Do you get it yet? It’s shitty? Have I driven that point home yet?

So Queen Kong is rampaging through London seeking Ray. Ray wants to go to her because he thinks Kong is the only one who ever loved him for who he was. In the middle of this rampage, the movie stops dead in its tracks to have Luce and Ray fighting over his desire to leave and follow the passengers of an airplane flight that ultimately crashes into Queen Kong. I bring up the airplane thing and have the clip above because there is this nun singing who is played by Linda Hayden. Hayden was a beauty in films of the 70s. She was in two all-time great British horror films, Taste the Blood of Dracula and The Blood on Satan’s Claw. I have no idea why she would be in this outside of maybe being able to chuckle at the fact that she is in this shitbag movie.

Anyway, the plane crashes into Kong and then lands in a building and I guess everyone died.

Kong eventually finds Ray and she basically saves him from Luce manhandling him. Ray suggests Kong climb up Big Ben. While she’s up there, helicopters and planes attack. After convincing Kong to put down a helicopter she caught, he uses the public announcement system on the copter to beg the authorities to not attack Kong. After all, to attack Kong is attacking women the way the patriarchy has attacked women throughout history. He makes this grand gesture standing up for feminism which rallies women all across London to picket and call for Kong to be let go and left alone.

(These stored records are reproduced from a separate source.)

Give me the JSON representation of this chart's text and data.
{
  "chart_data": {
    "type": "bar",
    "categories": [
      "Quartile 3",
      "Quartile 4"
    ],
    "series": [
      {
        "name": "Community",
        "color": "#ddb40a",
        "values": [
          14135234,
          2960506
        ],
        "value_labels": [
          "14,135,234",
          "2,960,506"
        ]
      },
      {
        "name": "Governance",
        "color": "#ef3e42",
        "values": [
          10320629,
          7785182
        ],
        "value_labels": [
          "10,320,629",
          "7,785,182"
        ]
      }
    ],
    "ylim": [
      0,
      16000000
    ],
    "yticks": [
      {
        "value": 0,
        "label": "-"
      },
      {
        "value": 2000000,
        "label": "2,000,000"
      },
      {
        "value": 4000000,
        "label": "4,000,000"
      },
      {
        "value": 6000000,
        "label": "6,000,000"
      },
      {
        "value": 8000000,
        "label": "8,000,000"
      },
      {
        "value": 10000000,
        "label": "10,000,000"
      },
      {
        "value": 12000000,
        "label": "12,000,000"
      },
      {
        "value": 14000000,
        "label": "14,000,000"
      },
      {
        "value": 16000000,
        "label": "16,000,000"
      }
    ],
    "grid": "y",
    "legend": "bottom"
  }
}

But you know what the problem is with that?

Yeah. It’s Ray who organizes this. I know Ray is intended to be the damsel in distress in this movie, but if the big turning point of this movie is to rally women to come together and rally for feminist rights and equality, it really shouldn’t have been Ray to make the impassioned speech on the behalf of women and Queen Kong. It would have made more sense for Luce to have a change of heart to call for this to save both Kong and Ray. If everything was truly gender-swapped, a smarter movie would have had Ray being subjugated as a male in a female-dominated society. When you set that up from the very beginning to have Luce being so dominant and the first guy we see be a total primadonna and the second guy we see be a complete himbo, you should stick with that role reversal all the way through. The movie fumbles that bag hard when they return to London and men are the authoritative figures.

I’m not crazy, am I? You understand what I’m saying, right? You can’t just cast off your concept like that. I feel like it was cast away because, again, this movie was probably written either VERY quickly or while they were on set filming the accursed thing. The ideas were so half-baked that they never really see anything all the way through. The Queen of the Nabongas comes back to London with Luce, Ray, and Kong, and she’s just part of the big Queen Kong Show. She’s not royalty anymore? That’s fine by her? Holy shit this movie…

This movie is bad! While it isn’t as bad as some of those other all-time bad flicks I listed earlier, it’s bad. It could have benefited from a lot of things, not least of which would be not being made. I should not have chosen this to be the finale of Quly, but here we are. Anyway… thank fucking Christ we’re done with Queen Kong. I can’t think about this movie anymore. So, I won’t.

Instead, I will think about what’s on the horizon. Tomorrow night, on the newest episode of B-Movie Enema: The Series, it’s Eurospy action as we watch Lindsay Shonteff’s The Second Best Secret Agent in the Whole Wide World. Check the interwebs for that. Next week, the new review returns to the genre of science fiction. That worked out really well for The Quiet Earth last week. Hopefully the same will be the case as I dive deep into 1979’s Ravagers. Be sure to join us for that in seven short days!

DO YOU GET IT?!? DO YA?!? BECAUSE THIS IS QUEEN KONG, THE KILLER SHARK IS LADY JAWS!!! DO YOU GET IT?!?!? DO YOU FUCKING GET THE GODDAMNED JOKE?!?!?!?